Loin de traduire une quelconque incapacité à décider, ces consultations démontrent plutôt la volonté des autorités de rassembler les Maliens autour d’un projet commun : bâtir un avenir meilleur pour le pays. En effet, malgré un contexte sociopolitique et sécuritaire tendu, l’histoire du Mali nous enseigne que le dialogue fait partie intégrante de notre patrimoine. Le pays puise ses racines dans une civilisation ancienne, riche de mécanismes de médiation et de concertation : la Charte du Manden, les dialogues intercommunautaires, la Conférence nationale de 1991, ou encore les concertations régionales et locales en sont autant de témoignages.

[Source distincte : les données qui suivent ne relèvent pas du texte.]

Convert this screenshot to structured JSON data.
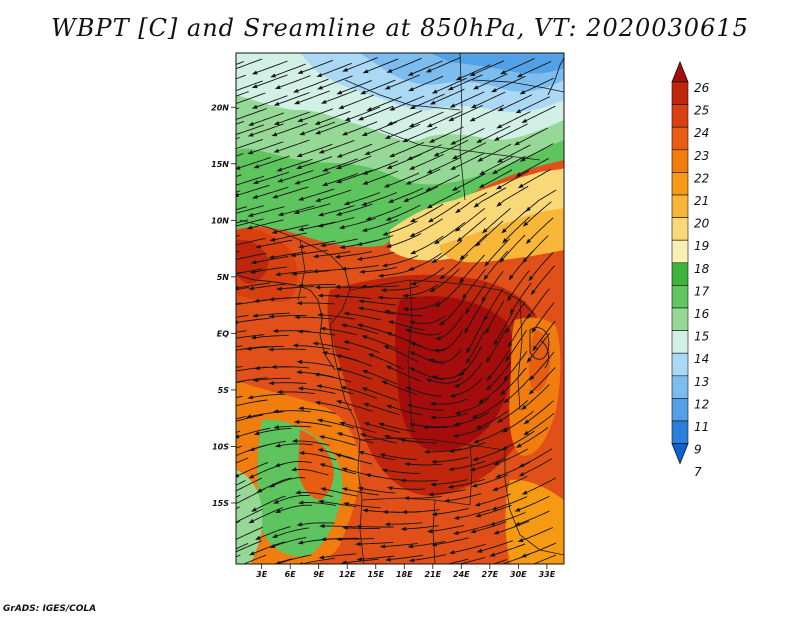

Dans cette dynamique, le Conseil des ministres, réuni en session ordinaire le mercredi 9 avril 2025 au Palais de Koulouba sous la présidence du Général d’Armée Assimi GOÏTA, a été informé par le ministre délégué auprès du Premier ministre, chargé des Réformes politiques et du Soutien au processus électoral, du lancement officiel de la consultation des Forces vives de la Nation et des Maliens établis à l’étranger. Cette initiative s’inscrit dans la mise en œuvre des recommandations issues des Assises nationales de la Refondation, dans le cadre de la relecture de la Charte des partis politiques.
Selon le ministre, cette consultation se déroulera en deux phases. La phase régionale des concertations se tiendront les 16 et 17 avril 2025 dans les 19 régions, le district de Bamako, ainsi que dans 49 ambassades et consulats à l’étranger. La phase nationale, prévue les 28 et 29 avril 2025 à Bamako, regroupera les délégués des régions, du District de Bamako et de la diaspora malienne.
L’objectif est de débattre des propositions émanant des partis politiques et de la société civile, afin de formuler des recommandations concrètes pour la mise en œuvre des orientations issues des ANR.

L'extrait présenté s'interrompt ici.